My gps starts at the beginning of the 20th century, which is the start of a period of great social turmoil and immense human cost.
My generation, born and raised in the west, was never imposed to war or other life threatening situations. We never lived a period in which art was at risk of being destroyed or where art was a necessity to protect our mental legacy. We float on the luxury of taking our own space and filling it the way we want.
Until now. Off course there is no war going on, but you can see very clearly that everyone who is into art or creating in whatever way is strongly stricken emotionally as wel as intellectually by this worldwide crisis.
The terminology ‘Covid art’ was born and points out (at least for me personally) that our space to create is being invaded for the first time and we feel like intellectual hostages.
Obviously, I myself do not produce new art, I reproduce, but all performers will agree that some repertoire feels closer to a state of mind than other.
For me Still time III(1987) by Toshi Ichiyanagi was a kind of exercise in balancing time. Time, all of a sudden, had taken a different dimension.
The titel confided in me, that we didn’t need to worry, that it probably was a good thing to literally stand still and wait till the danger blows over, but for some reason my imagination put a question mark behind the titel, what revealed the scary finding of the way this pandemic obfuscates and skimps our time.
Still time III is a version for harp solo (by the composer himself) of Still time II, which he originally wrote for Kugo harp. What you hear is a clock ticking and changing into 2 different speeds during the piece. Again (for me personally) a consoling symbolism of the past period.
The very wide emplacement of the arpeggio’s, the leaps into the low register and not so apparent use of chromatics, makes it clear that the piece was originally not imagined for harp, but precisely this opposition in time -between the ancient Kugo harp and this version for pedal harp- gives this piece it’s immortality.
Ichiyanagi is definitely a composer who gained his inspiration from his own time.

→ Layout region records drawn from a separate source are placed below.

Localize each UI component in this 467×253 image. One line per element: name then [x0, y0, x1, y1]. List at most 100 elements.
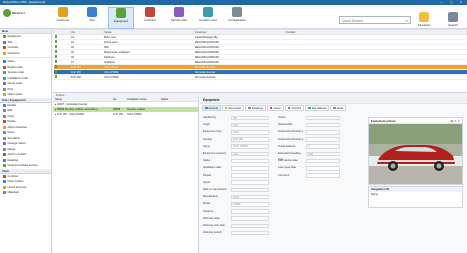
ribbon-button-customer[interactable]: Customer	[50, 7, 76, 29]
field-input[interactable]	[231, 230, 269, 236]
sidebar-item-customer[interactable]: Customer	[0, 51, 51, 57]
field-input[interactable]: Cars	[231, 151, 269, 157]
search-icon[interactable]: ⌕	[406, 18, 408, 23]
ribbon-button-label: Contact point	[199, 18, 217, 22]
tree-column-header[interactable]: Status	[159, 97, 197, 101]
field-label: Manufacturer	[203, 195, 219, 199]
picture-toolbar-icons[interactable]: ▤ ✎ ✕	[450, 119, 460, 123]
tab-notes[interactable]: Notes	[330, 105, 347, 111]
ribbon-button-contact-point[interactable]: Contact point	[195, 7, 221, 29]
sidebar-item-icon	[3, 180, 6, 184]
sidebar-item-icon	[3, 103, 6, 107]
tree-column-header[interactable]: Installation name	[125, 97, 159, 101]
field-input[interactable]: P1800	[231, 202, 269, 207]
integration-name-label: Name	[371, 193, 378, 196]
sidebar-item-icon	[3, 65, 6, 69]
tab-label: General	[208, 106, 218, 110]
configuration-icon	[232, 7, 242, 17]
table-cell	[53, 74, 71, 80]
magnifier-icon	[448, 12, 458, 22]
sidebar-item-label: Materials	[7, 190, 19, 194]
field-input[interactable]: 0	[306, 144, 340, 149]
table-cell: FLD 150	[70, 74, 104, 80]
chevron-down-icon: ▾	[23, 10, 25, 15]
tab-site-address[interactable]: Site address	[305, 105, 330, 111]
field-input[interactable]	[306, 173, 340, 178]
tree-column-header[interactable]: No.	[111, 97, 125, 101]
form-field: Equipment category Cars	[203, 151, 269, 157]
field-input[interactable]: Volvo	[231, 130, 269, 135]
field-input[interactable]	[231, 216, 269, 221]
field-input[interactable]	[231, 158, 269, 164]
form-field: Installation date	[203, 165, 269, 171]
form-field: Equipment Type Volvo	[203, 129, 269, 135]
tab-readings[interactable]: Readings	[245, 105, 266, 111]
form-field: Model P1800	[203, 201, 269, 207]
quick-search-input[interactable]: Quick Search ⌕	[339, 16, 411, 24]
equipment-row-icon	[54, 45, 57, 48]
field-input[interactable]	[231, 166, 269, 171]
equipment-picture-panel: Equipment picture ▤ ✎ ✕	[368, 117, 463, 185]
field-input[interactable]	[306, 115, 340, 121]
ribbon-button-service-plan[interactable]: Service plan	[166, 7, 192, 29]
field-input[interactable]	[231, 173, 269, 178]
tab-general[interactable]: General	[202, 105, 221, 111]
sidebar-item-materials[interactable]: Materials	[0, 190, 51, 196]
ribbon-button-configuration[interactable]: Configuration	[224, 7, 250, 29]
field-input[interactable]: PO	[231, 115, 269, 121]
field-input[interactable]	[306, 122, 340, 128]
app-logo-icon	[3, 9, 11, 17]
field-input[interactable]: FLD 150	[231, 137, 269, 142]
tab-icon	[287, 106, 291, 110]
field-label: Preferred technician 2	[278, 137, 304, 141]
tab-icon	[308, 106, 311, 110]
ribbon-button-site[interactable]: Site	[79, 7, 105, 29]
table-body: 43 Main room Global Manager Øg 44 Focus room…	[53, 34, 467, 80]
tab-owner[interactable]: Owner	[266, 105, 284, 111]
field-input[interactable]	[231, 187, 269, 193]
sidebar-item-icon	[3, 136, 6, 140]
tab-documents[interactable]: Documents	[221, 105, 245, 111]
sidebar: New Equipment Site Contract Customer Order R…	[0, 29, 52, 253]
field-input[interactable]	[306, 158, 340, 164]
field-input[interactable]: Volvo	[231, 194, 269, 200]
star-icon	[419, 12, 429, 22]
field-label: Placed	[203, 173, 211, 177]
tab-contract[interactable]: Contract	[284, 105, 305, 111]
ribbon-button-label: Customer	[56, 18, 70, 22]
equipment-row-icon	[54, 65, 57, 68]
sidebar-actions-list: Order Repair order Service order Installati…	[0, 59, 51, 98]
field-label: Travel distance	[278, 144, 296, 148]
tree-column-header[interactable]: Name	[53, 97, 111, 101]
tree-node[interactable]: ▸ FLD 150 - Volvo P1800 FLD 150 Volvo P180…	[53, 112, 198, 117]
app-switcher[interactable]: Service ▾	[3, 9, 33, 23]
field-label: Responsible	[278, 123, 293, 127]
ribbon-button-contract[interactable]: Contract	[137, 7, 163, 29]
tab-label: Readings	[251, 106, 263, 110]
form-field: Preferred technician 2	[278, 137, 340, 143]
field-label: Owner	[278, 116, 286, 119]
field-input[interactable]: 0:00	[306, 151, 340, 157]
sidebar-item-icon	[3, 153, 6, 157]
table-row[interactable]: FLD 150 Volvo P1800 Normalia Inventar	[53, 74, 467, 80]
sidebar-item-icon	[3, 164, 6, 168]
field-label: Status	[203, 159, 211, 163]
form-field: Manufacturer Volvo	[203, 194, 269, 200]
field-input[interactable]	[306, 130, 340, 135]
sidebar-item-icon	[3, 51, 6, 55]
field-input[interactable]: Test	[231, 122, 269, 128]
field-input[interactable]	[231, 209, 269, 214]
field-label: Model	[203, 202, 211, 206]
sidebar-item-icon	[3, 40, 6, 44]
field-input[interactable]	[306, 137, 340, 142]
sidebar-item-icon	[3, 87, 6, 91]
field-input[interactable]	[306, 166, 340, 171]
field-label: Last service date	[278, 159, 298, 163]
detail-title: Equipment	[200, 97, 467, 104]
field-input[interactable]	[231, 180, 269, 185]
equipment-row-icon	[54, 50, 57, 53]
field-input[interactable]: Volvo P1800	[231, 144, 269, 149]
field-input[interactable]	[231, 223, 269, 229]
ribbon-button-equipment[interactable]: Equipment	[108, 7, 134, 29]
field-label: Warranty start date	[203, 224, 225, 227]
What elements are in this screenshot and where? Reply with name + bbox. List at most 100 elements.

His Japanese roots are clearly the core of his oeuvre (he has an impressive list of works for traditional instruments) but experimenting with new techniques was not an exception either.
His education at Juilliard showed him the way to the the avant- garde music scene(late 1950s-early 1960s). Together with John Cage and Yoko Ono he performed on many stages from the States to Japan.
His approach to music and especially music notation is extremely intriguing. Some of his scores are utterly abstract, but by contrast highly strong as a statement.
In 1960 he published IBM for Merce Cunningham, based on early IBM computer cards
In his ‘Music for electric metronome’ he uses numbers as instructions for sound, based on chance and interpretation.
How does one start producing art, writing music at a time where the world has become killing ground, where the atomic bomb has swept away your entire cultural history? When I look at these graphic compositions, I see above all an artist that tries to reorganize himself, who tries to heal the wounds and searches for a new starting point.
The importance of this ‘relaunch’ in art was subject of the wonderful exhibition: ‘Drawing, from a Starting Point of Zero’ at the MoMa in New York. In fact, some of Ichiyanagi’s scores are on display in this museum’s online catalogue.
Listening to his music we can only agree that he has succeeded: he has re-established his art and has passed it on to the next generation.